Stachys bullata, Benth. Mint Family.

Rough, pubescent herbs. Stem.—Ten to eighteen inches high; four- angled. Leaves.—Opposite; ovate or ovate-oblong; cordate; coarsely crenate; wrinkly veined; petioled; an inch or two long. Flowers.—Pinkish; in a narrow, interrupted spike. Calyx.—Five-cleft. Corolla.—Eight lines long; bilabiate. Upper lip erect; lower deflexed, of three unequal lobes, spotted with purple. Stamens.—Four. Filaments hairy. Anthers divergently two-celled. Ovary.—Of four seedlike nutlets. Style filiform. Stigma two-cleft. Hab.—Throughout the State.

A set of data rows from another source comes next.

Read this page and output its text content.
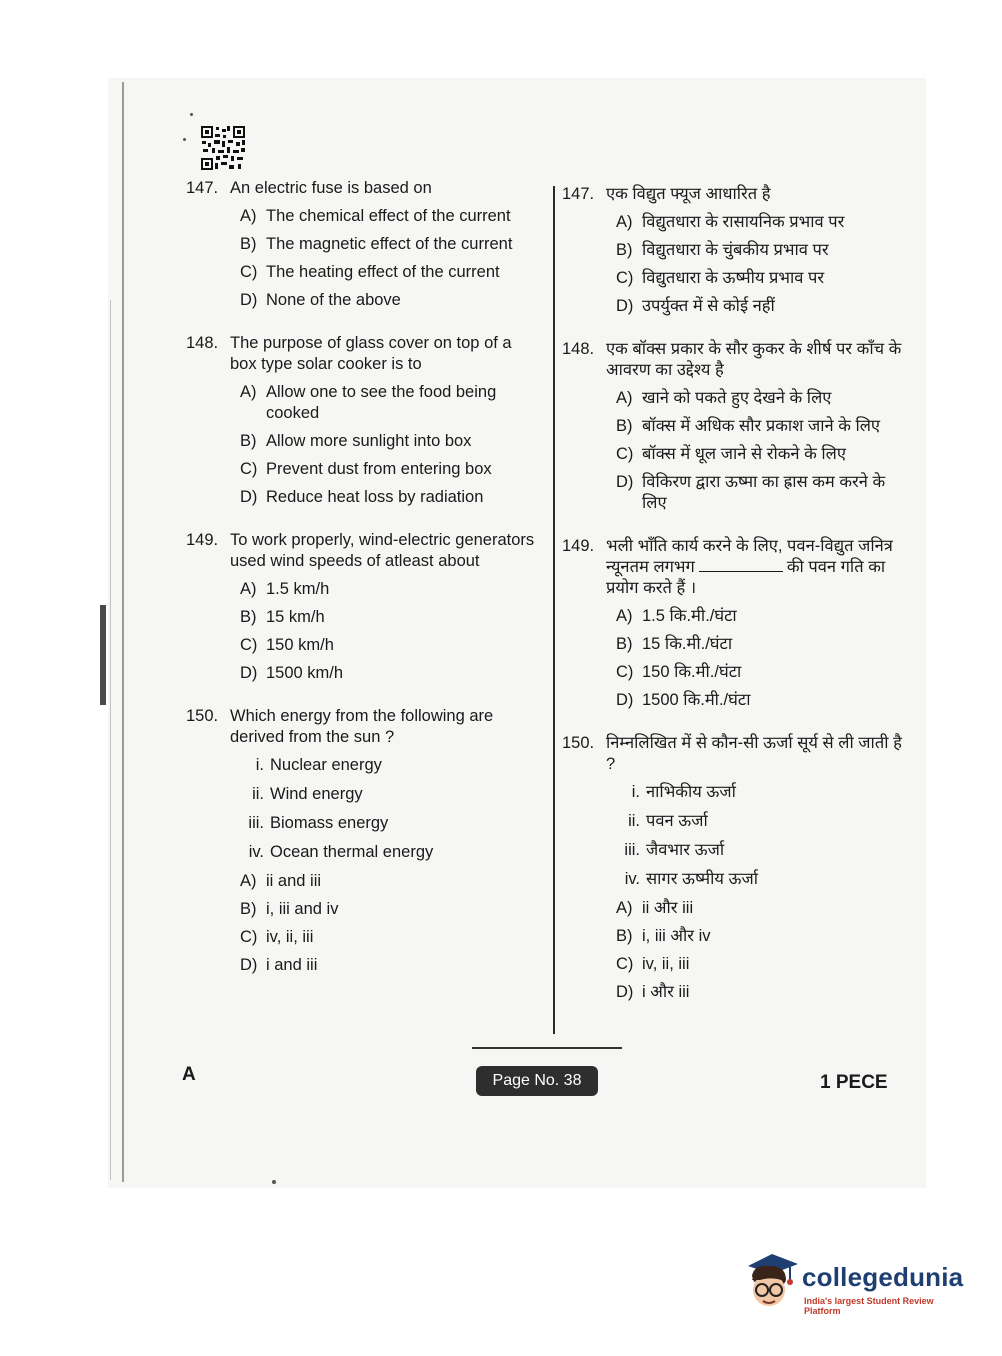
147. An electric fuse is based on
A) The chemical effect of the current
B) The magnetic effect of the current
C) The heating effect of the current
D) None of the above
148. The purpose of glass cover on top of a box type solar cooker is to
A) Allow one to see the food being cooked
B) Allow more sunlight into box
C) Prevent dust from entering box
D) Reduce heat loss by radiation
149. To work properly, wind-electric generators used wind speeds of atleast about
A) 1.5 km/h
B) 15 km/h
C) 150 km/h
D) 1500 km/h
150. Which energy from the following are derived from the sun ?
i. Nuclear energy
ii. Wind energy
iii. Biomass energy
iv. Ocean thermal energy
A) ii and iii
B) i, iii and iv
C) iv, ii, iii
D) i and iii
147. एक विद्युत फ्यूज आधारित है
A) विद्युतधारा के रासायनिक प्रभाव पर
B) विद्युतधारा के चुंबकीय प्रभाव पर
C) विद्युतधारा के ऊष्मीय प्रभाव पर
D) उपर्युक्त में से कोई नहीं
148. एक बॉक्स प्रकार के सौर कुकर के शीर्ष पर काँच के आवरण का उद्देश्य है
A) खाने को पकते हुए देखने के लिए
B) बॉक्स में अधिक सौर प्रकाश जाने के लिए
C) बॉक्स में धूल जाने से रोकने के लिए
D) विकिरण द्वारा ऊष्मा का ह्रास कम करने के लिए
149. भली भाँति कार्य करने के लिए, पवन-विद्युत जनित्र न्यूनतम लगभग	की पवन गति का प्रयोग करते हैं ।
A) 1.5 कि.मी./घंटा
B) 15 कि.मी./घंटा
C) 150 कि.मी./घंटा
D) 1500 कि.मी./घंटा
150. निम्नलिखित में से कौन-सी ऊर्जा सूर्य से ली जाती है ?
i. नाभिकीय ऊर्जा
ii. पवन ऊर्जा
iii. जैवभार ऊर्जा
iv. सागर ऊष्मीय ऊर्जा
A) ii और iii
B) i, iii और iv
C) iv, ii, iii
D) i और iii
A	Page No. 38	1 PECE
collegedunia
India's largest Student Review Platform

The hedge-nettles are common weeds, of which we have several species. S. bullata, so called on account of its leaves, which look as though blistered, is the most widespread. It is quite variable in aspect, and we are constantly meeting it in new guises and being deceived into believing it something finer than it really is, through some subtle change in its usually homely little pink flowers.

[CHAPARRAL PEA—Pickeringia montana.]

TWINING HYACINTH.

Brodiæa volubilis, Baker. Lily Family.

Coated corm about one inch in diameter. Leaves.—All radical; broadly linear; a foot or more long. Scape.—Twining; two to even twelve feet long; naked. Umbel.—Many-flowered. Perianth.—Five to eight lines long; rose-color without, whitish within. Stamens.—Three; alternating with three notched staminodia. Filaments winged; very short. Ovary.—Three-celled. Style short. Stigma capitate. Syn.Stropholirion Californicum, Torr. Hab.—Sierra foothills, from Mariposa County northward.